Identification of a novel strain of human papillomavirus from children with diarrhea in china.

A highly divergent human papillomavirus (HPV) strain, HPV-L55, was identified in fecal samples from children hospitalized with diarrhea in China. The L1 gene of HPV-L55 shares <75% identity with previously reported HPVs, indicating that this virus represents a novel type of HPV. Phylogenetic analysis classified this virus as a member of the gammapapillomaviruses.

GENOME ANNOUNCEMENT

Human papillomaviruses (HPVs) are a diverse class of small, circular, double-stranded DNA viruses in the family Papillomaviridae (1). Papillomaviridae currently includes >155 types grouped into five genera: Alphapapillomavirus, Betapapillomavirus, Gammapapillomavirus, Mupapillomavirus, and Nupapillomavirus (2). Recent technological advancements have led to the identification of novel HPV species, including HPV-SD2 (3), HPV-159 (4), and HPV-Fin864 (5). Here, we describe a novel HPV type (HPV-L55) that was identified using 454 pyrosequencing of fecal samples from a 4-month-old child hospitalized with diarrhea.
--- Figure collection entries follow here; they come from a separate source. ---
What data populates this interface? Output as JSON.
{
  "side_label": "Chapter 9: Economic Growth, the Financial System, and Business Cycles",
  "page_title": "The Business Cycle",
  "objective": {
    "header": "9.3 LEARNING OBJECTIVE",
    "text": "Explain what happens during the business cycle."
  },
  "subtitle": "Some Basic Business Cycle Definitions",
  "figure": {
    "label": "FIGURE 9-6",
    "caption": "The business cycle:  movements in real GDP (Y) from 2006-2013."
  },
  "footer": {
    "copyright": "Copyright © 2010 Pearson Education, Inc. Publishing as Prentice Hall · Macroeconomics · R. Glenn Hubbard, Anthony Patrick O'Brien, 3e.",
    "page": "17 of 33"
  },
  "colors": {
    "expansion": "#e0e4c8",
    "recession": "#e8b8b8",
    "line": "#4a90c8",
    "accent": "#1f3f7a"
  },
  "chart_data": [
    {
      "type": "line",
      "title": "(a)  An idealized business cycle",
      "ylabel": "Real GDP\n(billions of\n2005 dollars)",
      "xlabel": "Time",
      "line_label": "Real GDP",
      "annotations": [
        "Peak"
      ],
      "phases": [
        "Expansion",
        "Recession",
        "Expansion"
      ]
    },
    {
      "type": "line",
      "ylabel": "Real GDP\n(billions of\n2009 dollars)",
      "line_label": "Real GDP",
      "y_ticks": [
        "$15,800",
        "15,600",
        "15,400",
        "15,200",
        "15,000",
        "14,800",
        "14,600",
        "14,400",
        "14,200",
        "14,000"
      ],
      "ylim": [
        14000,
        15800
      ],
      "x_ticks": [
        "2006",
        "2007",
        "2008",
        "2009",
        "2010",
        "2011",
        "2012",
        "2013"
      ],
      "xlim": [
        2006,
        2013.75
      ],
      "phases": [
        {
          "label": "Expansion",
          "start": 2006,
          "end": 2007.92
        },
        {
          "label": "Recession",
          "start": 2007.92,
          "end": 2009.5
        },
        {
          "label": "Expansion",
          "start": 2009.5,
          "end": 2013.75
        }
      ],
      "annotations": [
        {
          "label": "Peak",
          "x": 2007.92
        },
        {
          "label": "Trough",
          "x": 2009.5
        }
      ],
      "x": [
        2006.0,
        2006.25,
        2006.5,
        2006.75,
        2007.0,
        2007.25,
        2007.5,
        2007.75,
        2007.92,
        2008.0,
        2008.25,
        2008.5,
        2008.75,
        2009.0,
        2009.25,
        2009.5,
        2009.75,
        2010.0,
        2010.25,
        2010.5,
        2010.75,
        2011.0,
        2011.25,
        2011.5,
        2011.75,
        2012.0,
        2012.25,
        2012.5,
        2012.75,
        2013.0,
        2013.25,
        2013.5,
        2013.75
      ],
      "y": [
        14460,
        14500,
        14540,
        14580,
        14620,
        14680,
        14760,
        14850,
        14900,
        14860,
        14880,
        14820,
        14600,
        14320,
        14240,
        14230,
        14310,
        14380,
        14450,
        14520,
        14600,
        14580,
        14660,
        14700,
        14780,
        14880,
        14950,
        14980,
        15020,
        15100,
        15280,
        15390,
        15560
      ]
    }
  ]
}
Using the customized informatics pipeline VirusHunter (6, 7), we identified a unique 380-bp read, which closely aligns to the E6 region of HPV-48, showing 44.2% identity at the nucleotide (nt) level. Further analysis showed that this read shared the highest nucleotide identity (70%) with HPV-Fin864, whose complete sequence was recently deposited in GenBank (5).

The full HPV-L55 genome was sequenced using the genome walking method (GenomeWalker kit; TaKaRa, Japan). The primers were designed based on the original 454 pyrosequencing read, along with newly amplified HPV-L55 sequences; long fragments were further amplified using Ex Taq DNA polymerase (TaKaRa, Japan) for final sequence confirmation. The sequences were then aligned and manually edited to produce the complete viral genome assembly. The complete circular genome of HPV-L55 is 7,277 bp in length with a G+C content of 37.47%.

The HPV-L55 genome encodes seven open reading frames (ORFs) (E6, E7, E1, E2, E4, L2, and L1), of which the putative E4 ORF contains a start codon and completely overlaps the E2 ORF. The genome contains a nucleotide-binding helicase domain (GPSNTGKS [G-X4-GKT/S]) in the E1 protein, two conserved zinc-binding domains of CxxC(x)29CxxC separated by 36 amino acids in the E6 protein, and a modified zinc-binding domain CxC(x)29CxxC in the E7 protein (4, 5, 8, 9). In addition, the HPV-L55 genome encodes a 442-bp upstream regulatory region (URR), which contains a TATA box (TATAAA, nt positions 22 to 27) and a polyadenylation signal (AATAAA, nt positions 7126 to 7121).

The full-length genome sequence of HPV-L55 shares the highest similarity with that of HPV-Fin864, with 72% identity at the nt level and 74% identity in the amino acid sequence of the capsid protein (L1). HPVs have traditionally been classified into different types based on the criterion that each type exhibits <90% similarity to the L1 nt sequence of other HPVs (2). Using this criterion, the HPV-L55 strain identified in this study represents a novel type of HPV. By using the Basic Local Alignment Search Tool (BLAST), HPV-L55 aligned most closely with the genus Gammapapillomavirus of Papillomaviridae, which currently includes >10 viral species known to infect humans (2, 5).

Further studies will be necessary to determine the prevalence of this virus in the general population. Although a direct association between HPV-L55 and human disease has yet to be established, the full-genome sequence of HPV-L55 described here will be important for determining the full picture of genetic diversity in HPVs.

Nucleotide sequence accession number.

The full HPV-L55 genome sequence was deposited in GenBank under the accession no. KF482069.